Sugar Horse - DRUJ | EP Review

In an age where the alternative scene as a whole is become increasingly saturated, it seems like it’s become routine for many mediocre acts to promote themselves with increasingly brazen and obnoxious stunts. However, on the other end of the spectrum, it seems like the bands who refuse to play the fraudulent and exhausting game of excessive self promotion are the ones who harbour the most ingenuity, brilliance and innovation. One such act are Bristol’s Sugar Horse.

Despite branding themselves as a “decidedly average band that play monotonous rock”, their debut EP Druj is concrete evidence that the truth couldn’t be farther removed. Opener ‘The Crime Song’ stands a poignant statement of intent from the trio, with it’s introductory ominous ambience suddenly plunging the listener into a caustic sea of carbonated shoegaze. As the track ebbs and flows between periods of uneasy sombre reflection, gentle vocals and monumental gazing heft, it feels akin to that of drowning, with the listener trying in vein to stay afloat despite being dragged down into the irresistibly compelling depths of acidic shoegaze.

Such a sentiment can be applied to the record as a whole, with the aptly titled ‘Your Degree Is Worthless And Your Parents Aren't Proud Of You’ continuously building on the contrast between haunting lulls and metallic, staggering and reverberating structures. However, as the track progresses we see a unity of these contrasts, with the mergence bringing an almost serene and tranquil ambience into the spotlight. There’s cold comfort and electric tension within these tracks, with such strain being released within the incredible ‘I Liked You Better Before You Went To Art School’. A gradual swell of atmospheric and contemporary ideals accumulate and release majestically as the track expands into an eutrophic post-metal landscape, with the once gentle and disciplined vocals breaking into distorted screams of emotion.

Despite the record touching upon themes of atmospheric subtle elation and pensive ambience, the closer and respective title track showcases the sheer primordial heft that Sugar Horse are capable of providing. Clocking in at almost eight and a half minutes, the track is a continuous bludgeoning of live wired reverb and monumental density that’s punctured by periods of apprehensive stillness. It’s as immersive as it’s respective peers within the record, but rather that promoting stimulating curiosity, it’s a prolonged exercise in conjuring an atmosphere of dystopian doom.
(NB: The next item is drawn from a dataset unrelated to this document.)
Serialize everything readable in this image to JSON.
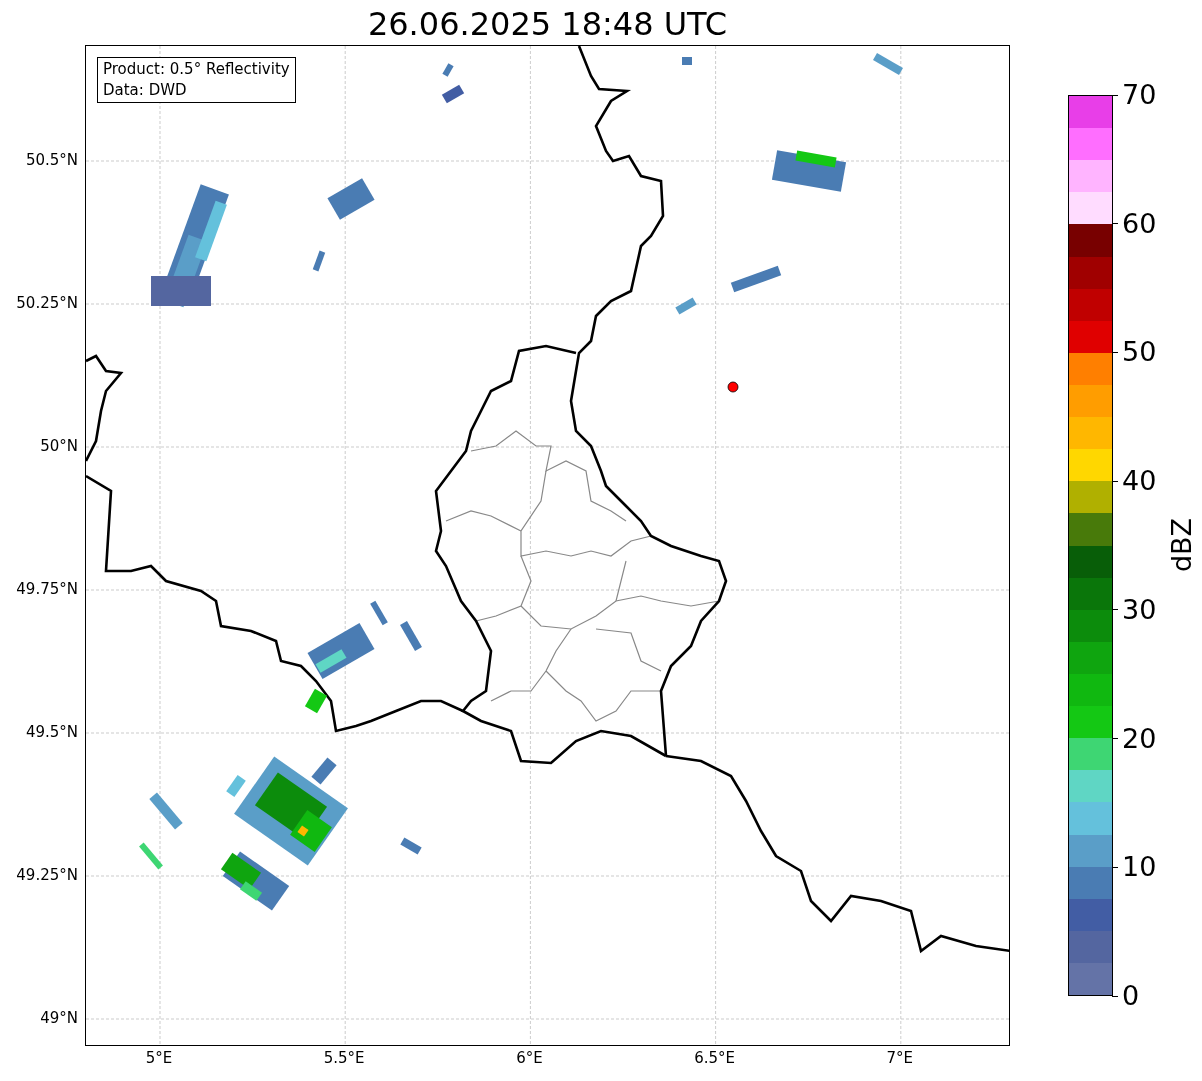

Druj perfectly showcases Sugar Horse’s ability to conjure ghostly yet pacifying ambience through contrasts and juxtaposition without the need for grandiose statements or a needlessly excessive musical palette. Whilst they may be respectively new to this scene, the talent and innovation within this release is parallel of an act that their absolute peak. While many within the south west are already associated with Sugar Horse, going from a debut such as this, it’s only going to be a short period of time before the entire national contemporary scene is praising their name.